‹ Semua renungan

Rabu, 13 Maret 2030

Kota yang Berbalik

Obat yang paling manjur sering yang paling pahit rasanya. Jamu yang membuat wajah mengernyit justru yang menyembuhkan. Yang manis-manis biasanya hanya menyenangkan lidah.

Niniwe hari ini menerima obat pahit itu. Yunus masuk ke kota dengan khotbah terpendek dalam sejarah: empat puluh hari lagi Niniwe akan ditunggangbalikkan. Tidak ada mukjizat, tidak ada tanda ajaib, tidak ada rayuan. Tetapi hasilnya luar biasa: seluruh kota berpuasa, dari raja sampai rakyat, bahkan ternak ikut berkabung. Raja turun dari singgasana dan duduk di abu. Dan Allah, melihat mereka berbalik dari jalan yang jahat, tidak jadi mendatangkan malapetaka.

Yesus mengangkat kisah itu dengan nada sedih. Angkatan ini menghendaki suatu tanda, kata-Nya, padahal yang ada di sini lebih daripada Yunus. Orang Niniwe bertobat mendengar pengkhotbah yang setengah hati. Sedangkan orang di depan Yesus mendengar Anak Allah sendiri, dan masih menawar: mana buktinya dulu.
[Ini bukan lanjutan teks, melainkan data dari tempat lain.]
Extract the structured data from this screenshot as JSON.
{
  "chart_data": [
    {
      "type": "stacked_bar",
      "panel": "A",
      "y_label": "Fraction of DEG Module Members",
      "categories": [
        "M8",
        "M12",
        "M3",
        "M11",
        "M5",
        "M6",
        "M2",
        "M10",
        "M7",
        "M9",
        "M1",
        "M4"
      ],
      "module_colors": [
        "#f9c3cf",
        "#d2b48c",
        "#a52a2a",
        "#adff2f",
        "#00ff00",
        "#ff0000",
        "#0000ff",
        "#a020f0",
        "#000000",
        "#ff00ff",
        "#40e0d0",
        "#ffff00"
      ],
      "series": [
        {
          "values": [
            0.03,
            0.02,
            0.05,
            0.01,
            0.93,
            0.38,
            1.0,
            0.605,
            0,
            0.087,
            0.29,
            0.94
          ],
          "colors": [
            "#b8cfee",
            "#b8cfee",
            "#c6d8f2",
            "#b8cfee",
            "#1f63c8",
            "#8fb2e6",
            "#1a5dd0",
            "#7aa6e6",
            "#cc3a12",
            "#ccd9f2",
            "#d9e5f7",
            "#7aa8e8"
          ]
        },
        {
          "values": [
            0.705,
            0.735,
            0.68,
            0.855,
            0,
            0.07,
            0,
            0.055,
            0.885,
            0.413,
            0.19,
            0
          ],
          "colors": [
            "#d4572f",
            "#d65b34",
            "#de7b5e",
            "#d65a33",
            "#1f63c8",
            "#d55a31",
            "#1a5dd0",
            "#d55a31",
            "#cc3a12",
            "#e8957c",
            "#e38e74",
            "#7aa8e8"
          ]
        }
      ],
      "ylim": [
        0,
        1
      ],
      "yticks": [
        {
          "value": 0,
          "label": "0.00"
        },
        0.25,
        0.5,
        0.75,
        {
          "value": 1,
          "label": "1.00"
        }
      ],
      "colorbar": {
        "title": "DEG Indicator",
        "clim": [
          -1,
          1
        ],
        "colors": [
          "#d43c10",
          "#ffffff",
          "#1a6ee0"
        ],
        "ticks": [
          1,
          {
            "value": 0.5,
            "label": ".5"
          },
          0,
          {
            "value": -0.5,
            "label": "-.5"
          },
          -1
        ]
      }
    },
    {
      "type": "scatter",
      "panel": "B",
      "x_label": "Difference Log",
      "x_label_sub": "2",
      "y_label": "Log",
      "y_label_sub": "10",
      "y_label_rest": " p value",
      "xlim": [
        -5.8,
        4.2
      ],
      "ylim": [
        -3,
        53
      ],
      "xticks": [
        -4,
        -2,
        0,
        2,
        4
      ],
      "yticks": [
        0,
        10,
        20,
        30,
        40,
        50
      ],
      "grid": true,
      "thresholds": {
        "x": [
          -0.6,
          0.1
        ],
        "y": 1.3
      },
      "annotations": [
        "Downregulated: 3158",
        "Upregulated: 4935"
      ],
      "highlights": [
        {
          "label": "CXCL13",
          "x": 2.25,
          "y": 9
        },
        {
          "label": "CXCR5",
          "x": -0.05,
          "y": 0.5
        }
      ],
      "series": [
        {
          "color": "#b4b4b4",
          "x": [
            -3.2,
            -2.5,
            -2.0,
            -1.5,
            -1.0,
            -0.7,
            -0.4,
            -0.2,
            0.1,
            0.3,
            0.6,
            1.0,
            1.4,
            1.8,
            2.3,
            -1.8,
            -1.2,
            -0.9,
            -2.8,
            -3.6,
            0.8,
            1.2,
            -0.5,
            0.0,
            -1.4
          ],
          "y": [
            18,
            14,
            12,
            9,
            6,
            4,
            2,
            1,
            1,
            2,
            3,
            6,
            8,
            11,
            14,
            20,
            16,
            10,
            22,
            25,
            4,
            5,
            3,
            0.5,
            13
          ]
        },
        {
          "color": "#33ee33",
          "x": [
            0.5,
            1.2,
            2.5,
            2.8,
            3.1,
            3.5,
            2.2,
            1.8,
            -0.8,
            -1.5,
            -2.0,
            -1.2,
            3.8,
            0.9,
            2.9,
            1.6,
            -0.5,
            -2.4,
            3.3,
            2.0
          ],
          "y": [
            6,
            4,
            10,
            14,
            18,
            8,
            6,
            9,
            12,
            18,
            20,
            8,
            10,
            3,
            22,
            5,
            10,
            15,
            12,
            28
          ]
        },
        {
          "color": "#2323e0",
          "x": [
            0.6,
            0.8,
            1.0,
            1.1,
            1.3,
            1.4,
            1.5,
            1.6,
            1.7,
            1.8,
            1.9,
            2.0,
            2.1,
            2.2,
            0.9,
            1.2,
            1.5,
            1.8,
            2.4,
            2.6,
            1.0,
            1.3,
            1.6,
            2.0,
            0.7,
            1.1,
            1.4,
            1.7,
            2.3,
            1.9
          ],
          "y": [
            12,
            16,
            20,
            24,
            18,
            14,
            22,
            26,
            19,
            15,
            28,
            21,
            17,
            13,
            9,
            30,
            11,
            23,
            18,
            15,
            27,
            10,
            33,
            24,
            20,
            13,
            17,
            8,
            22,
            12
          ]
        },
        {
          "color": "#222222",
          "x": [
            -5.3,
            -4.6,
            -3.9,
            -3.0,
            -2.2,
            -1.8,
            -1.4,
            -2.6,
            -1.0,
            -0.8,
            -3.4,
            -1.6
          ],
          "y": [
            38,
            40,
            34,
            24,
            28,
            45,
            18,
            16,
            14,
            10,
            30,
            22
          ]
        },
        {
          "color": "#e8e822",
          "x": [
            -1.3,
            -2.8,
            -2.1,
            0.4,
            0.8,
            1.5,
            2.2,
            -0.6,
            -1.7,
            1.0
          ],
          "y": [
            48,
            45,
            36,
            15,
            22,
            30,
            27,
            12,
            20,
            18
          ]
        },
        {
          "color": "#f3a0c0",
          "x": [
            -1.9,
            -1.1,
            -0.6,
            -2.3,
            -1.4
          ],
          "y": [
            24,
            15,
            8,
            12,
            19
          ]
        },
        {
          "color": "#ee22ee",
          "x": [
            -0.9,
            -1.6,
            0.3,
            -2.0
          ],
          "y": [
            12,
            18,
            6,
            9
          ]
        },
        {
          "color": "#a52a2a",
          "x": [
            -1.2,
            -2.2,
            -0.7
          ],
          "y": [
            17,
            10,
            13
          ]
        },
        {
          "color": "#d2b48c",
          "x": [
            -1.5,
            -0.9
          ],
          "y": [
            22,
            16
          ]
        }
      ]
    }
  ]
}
Kita gampang menertawakan mereka. Tetapi bukankah kita sering sama? Firman sudah kita dengar ratusan kali, khotbah sudah tidak terhitung, dan hidup jalan terus seperti biasa. Katanya menunggu tanda yang lebih besar.

Sebenarnya apa lagi yang kita tunggu untuk berbalik?

Tuhan, jangan biarkan aku kalah oleh orang Niniwe. Cukupkanlah firman-Mu hari ini untuk membalikkan aku. Amin.